Ax imprimió más fuerza a sus alas de aguilucho y voló por encima de la sala de banquetes justo sobre el lugar donde el campo de fuerza y el holograma penetraban en el tejado.
Pareció perdido un momento, volando de un lado a otro, hasta que…
<¡Estoy dentro! —anunció—. ¡Ja! ¡Sólo estamos a sesenta metros de altura! Un campo de fuerza andalita sería diez veces más potente a esta distancia del punto focal.>
Volaba en círculos, siempre dentro del rayo. Nosotros nos acercamos. Al atravesar el perímetro sentí una especie de cosquilleo, como si tuviera las plumas cubiertas de hormigas. Pero estaba dentro, y se veía el agujero circular en el tejado. Abajo había luz. Luz suficiente para distinguir las cabezas de tres controladores.

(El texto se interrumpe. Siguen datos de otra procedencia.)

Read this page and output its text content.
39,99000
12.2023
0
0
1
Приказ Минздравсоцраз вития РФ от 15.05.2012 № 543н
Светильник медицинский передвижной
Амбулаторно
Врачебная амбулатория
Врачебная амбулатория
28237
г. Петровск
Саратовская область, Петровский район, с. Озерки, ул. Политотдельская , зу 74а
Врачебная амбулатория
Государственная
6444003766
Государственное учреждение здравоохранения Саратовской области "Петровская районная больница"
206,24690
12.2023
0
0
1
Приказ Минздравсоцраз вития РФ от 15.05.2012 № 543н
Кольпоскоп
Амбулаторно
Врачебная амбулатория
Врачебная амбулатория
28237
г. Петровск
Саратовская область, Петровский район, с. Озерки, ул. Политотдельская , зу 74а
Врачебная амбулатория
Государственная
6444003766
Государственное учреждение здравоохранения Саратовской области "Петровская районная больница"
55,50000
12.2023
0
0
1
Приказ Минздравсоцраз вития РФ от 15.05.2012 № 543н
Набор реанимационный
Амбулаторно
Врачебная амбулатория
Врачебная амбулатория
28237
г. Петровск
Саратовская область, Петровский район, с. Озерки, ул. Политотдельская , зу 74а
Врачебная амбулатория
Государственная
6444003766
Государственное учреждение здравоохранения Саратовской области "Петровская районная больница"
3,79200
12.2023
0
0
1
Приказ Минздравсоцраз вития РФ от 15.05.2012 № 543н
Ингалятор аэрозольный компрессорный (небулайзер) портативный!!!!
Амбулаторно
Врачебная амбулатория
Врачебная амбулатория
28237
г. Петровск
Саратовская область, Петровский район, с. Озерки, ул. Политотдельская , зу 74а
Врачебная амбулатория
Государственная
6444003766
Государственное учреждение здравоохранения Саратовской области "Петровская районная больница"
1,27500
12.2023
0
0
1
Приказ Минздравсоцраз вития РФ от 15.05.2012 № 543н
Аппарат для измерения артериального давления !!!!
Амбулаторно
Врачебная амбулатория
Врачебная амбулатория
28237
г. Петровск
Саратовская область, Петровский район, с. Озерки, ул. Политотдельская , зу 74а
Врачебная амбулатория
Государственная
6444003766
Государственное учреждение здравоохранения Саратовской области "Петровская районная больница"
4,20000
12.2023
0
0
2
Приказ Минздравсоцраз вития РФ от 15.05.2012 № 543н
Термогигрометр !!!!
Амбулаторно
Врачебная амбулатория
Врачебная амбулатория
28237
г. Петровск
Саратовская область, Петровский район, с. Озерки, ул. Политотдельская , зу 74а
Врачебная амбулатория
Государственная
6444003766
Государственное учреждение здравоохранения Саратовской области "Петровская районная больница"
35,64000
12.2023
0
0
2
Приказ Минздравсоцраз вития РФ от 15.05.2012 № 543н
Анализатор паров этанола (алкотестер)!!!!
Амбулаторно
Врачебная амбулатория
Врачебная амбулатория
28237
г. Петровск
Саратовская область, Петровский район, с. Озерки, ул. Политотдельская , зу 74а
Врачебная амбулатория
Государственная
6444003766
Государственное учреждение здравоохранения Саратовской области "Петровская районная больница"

<Son tres —contó Rachel—. No hay problema.>
También se veía el estanque yeerk de acero inoxidable. Los controladores humanos vigilaban junto a ella. Tres cabezas.
Tres objetivos.
<¿Listos?>, pregunté.
<¡Vamos allá!>, exclamó Rachel.
<Estoy listo, príncipe Jake.>
<Yo desde luego no>, dijo Marco sombrío.
<Muy bien. Iré yo primero. Luego David, puesto que es el más rápido cayendo en picado. Luego Tobías, Cassie y Ax. Rachel, tú bajas la última con Marco. A la de tres. Una… Dos…>
Giré las alas, agité la cola y me lancé hacia abajo, aleteando para ganar velocidad.

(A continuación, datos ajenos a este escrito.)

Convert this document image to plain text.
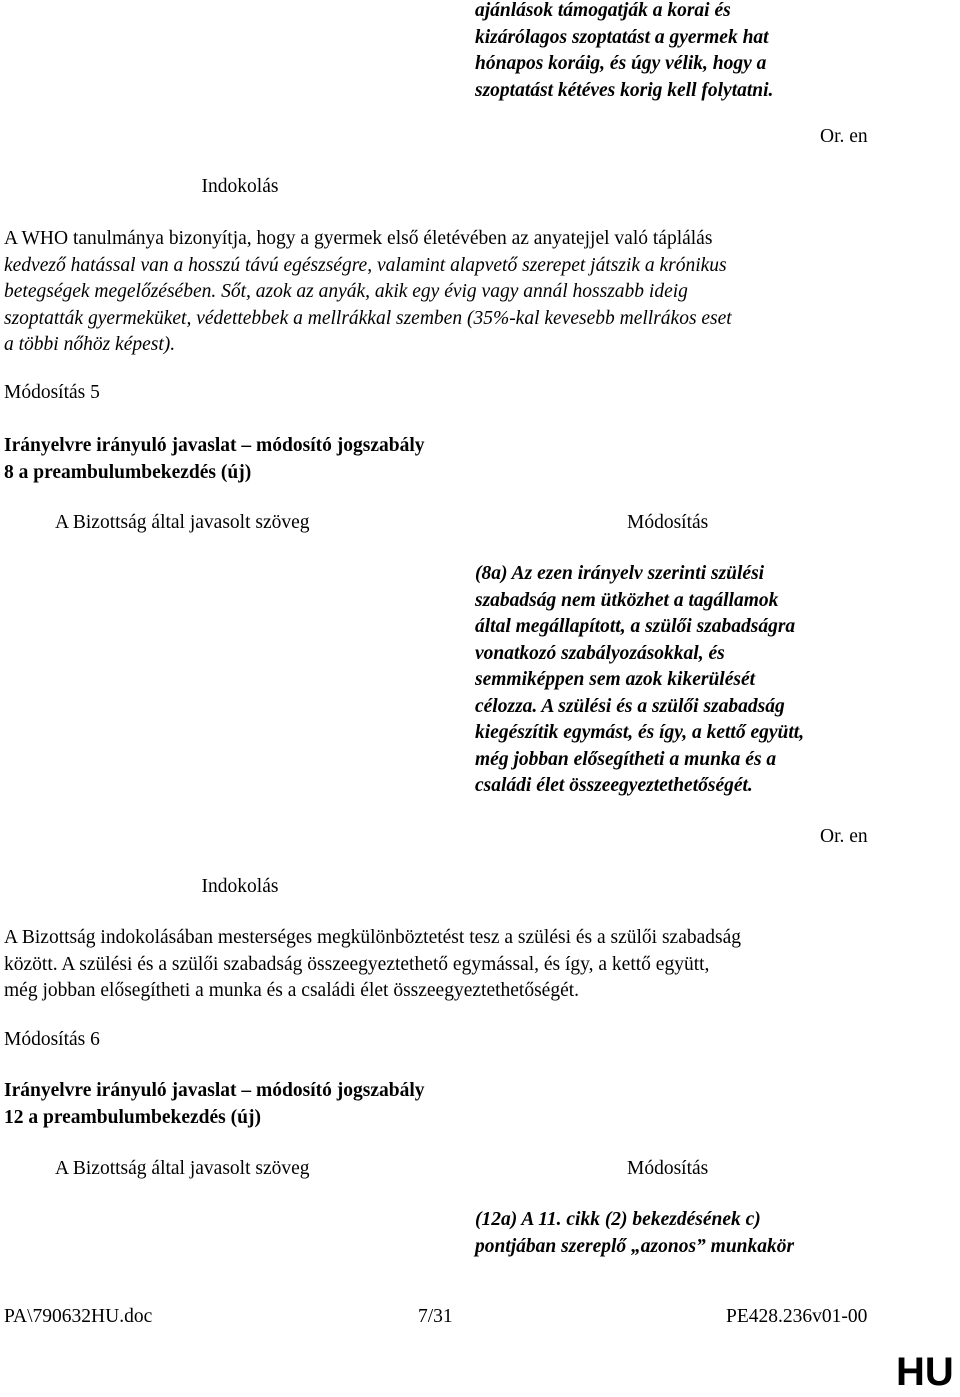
ajánlások támogatják a korai és
kizárólagos szoptatást a gyermek hat
hónapos koráig, és úgy vélik, hogy a
szoptatást kétéves korig kell folytatni.
Or. en
Indokolás
A WHO tanulmánya bizonyítja, hogy a gyermek első életévében az anyatejjel való táplálás
kedvező hatással van a hosszú távú egészségre, valamint alapvető szerepet játszik a krónikus
betegségek megelőzésében. Sőt, azok az anyák, akik egy évig vagy annál hosszabb ideig
szoptatták gyermeküket, védettebbek a mellrákkal szemben (35%-kal kevesebb mellrákos eset
a többi nőhöz képest).
Módosítás 5
Irányelvre irányuló javaslat – módosító jogszabály
8 a preambulumbekezdés (új)
A Bizottság által javasolt szöveg	Módosítás
(8a) Az ezen irányelv szerinti szülési
szabadság nem ütközhet a tagállamok
által megállapított, a szülői szabadságra
vonatkozó szabályozásokkal, és
semmiképpen sem azok kikerülését
célozza. A szülési és a szülői szabadság
kiegészítik egymást, és így, a kettő együtt,
még jobban elősegítheti a munka és a
családi élet összeegyeztethetőségét.
Or. en
Indokolás
A Bizottság indokolásában mesterséges megkülönböztetést tesz a szülési és a szülői szabadság
között. A szülési és a szülői szabadság összeegyeztethető egymással, és így, a kettő együtt,
még jobban elősegítheti a munka és a családi élet összeegyeztethetőségét.
Módosítás 6
Irányelvre irányuló javaslat – módosító jogszabály
12 a preambulumbekezdés (új)
A Bizottság által javasolt szöveg	Módosítás
(12a) A 11. cikk (2) bekezdésének c)
pontjában szereplő „azonos” munkakör
PA\790632HU.doc	7/31	PE428.236v01-00
HU
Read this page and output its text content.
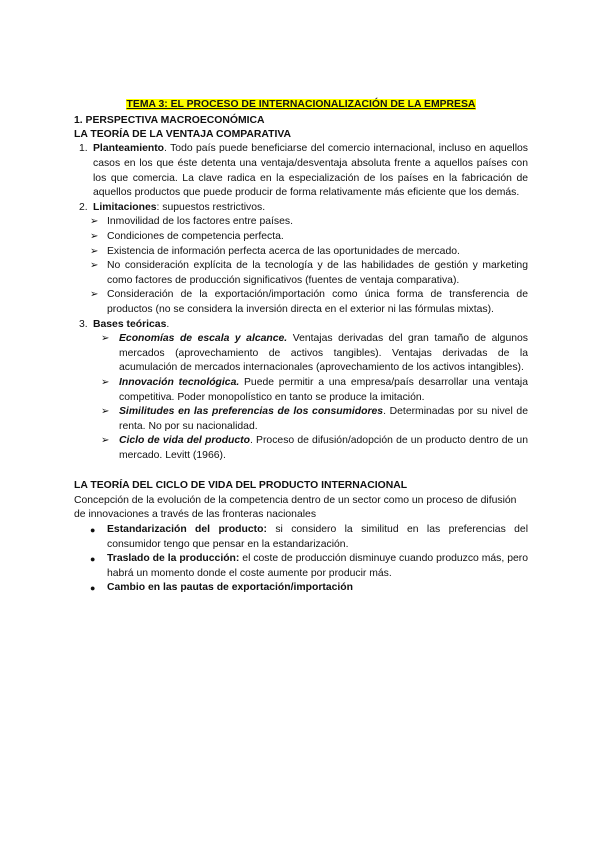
TEMA 3: EL PROCESO DE INTERNACIONALIZACIÓN DE LA EMPRESA
1. PERSPECTIVA MACROECONÓMICA
LA TEORÍA DE LA VENTAJA COMPARATIVA
1. Planteamiento. Todo país puede beneficiarse del comercio internacional, incluso en aquellos casos en los que éste detenta una ventaja/desventaja absoluta frente a aquellos países con los que comercia. La clave radica en la especialización de los países en la fabricación de aquellos productos que puede producir de forma relativamente más eficiente que los demás.
2. Limitaciones: supuestos restrictivos.
➢ Inmovilidad de los factores entre países.
➢ Condiciones de competencia perfecta.
➢ Existencia de información perfecta acerca de las oportunidades de mercado.
➢ No consideración explícita de la tecnología y de las habilidades de gestión y marketing como factores de producción significativos (fuentes de ventaja comparativa).
➢ Consideración de la exportación/importación como única forma de transferencia de productos (no se considera la inversión directa en el exterior ni las fórmulas mixtas).
3. Bases teóricas.
➢ Economías de escala y alcance. Ventajas derivadas del gran tamaño de algunos mercados (aprovechamiento de activos tangibles). Ventajas derivadas de la acumulación de mercados internacionales (aprovechamiento de los activos intangibles).
➢ Innovación tecnológica. Puede permitir a una empresa/país desarrollar una ventaja competitiva. Poder monopolístico en tanto se produce la imitación.
➢ Similitudes en las preferencias de los consumidores. Determinadas por su nivel de renta. No por su nacionalidad.
➢ Ciclo de vida del producto. Proceso de difusión/adopción de un producto dentro de un mercado. Levitt (1966).
LA TEORÍA DEL CICLO DE VIDA DEL PRODUCTO INTERNACIONAL
Concepción de la evolución de la competencia dentro de un sector como un proceso de difusión de innovaciones a través de las fronteras nacionales
● Estandarización del producto: si considero la similitud en las preferencias del consumidor tengo que pensar en la estandarización.
● Traslado de la producción: el coste de producción disminuye cuando produzco más, pero habrá un momento donde el coste aumente por producir más.
● Cambio en las pautas de exportación/importación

El animal más rápido en el aire es un halcón peregrino cayendo en picado. Alcancé en segundos los ciento cincuenta kilómetros por hora, y seguía acelerando. Más y más deprisa, mientras mis ojos de halcón, con intensidad de láser, veían que la cabeza ahí abajo se iba haciendo más y más grande.
Llevaba el peso de plomo en las garras. Yo era como un bombardero, y volaba a más de ciento cincuenta kilómetros por hora cuando lancé mi bomba.
Ahora ya sabéis para qué llevábamos pesos.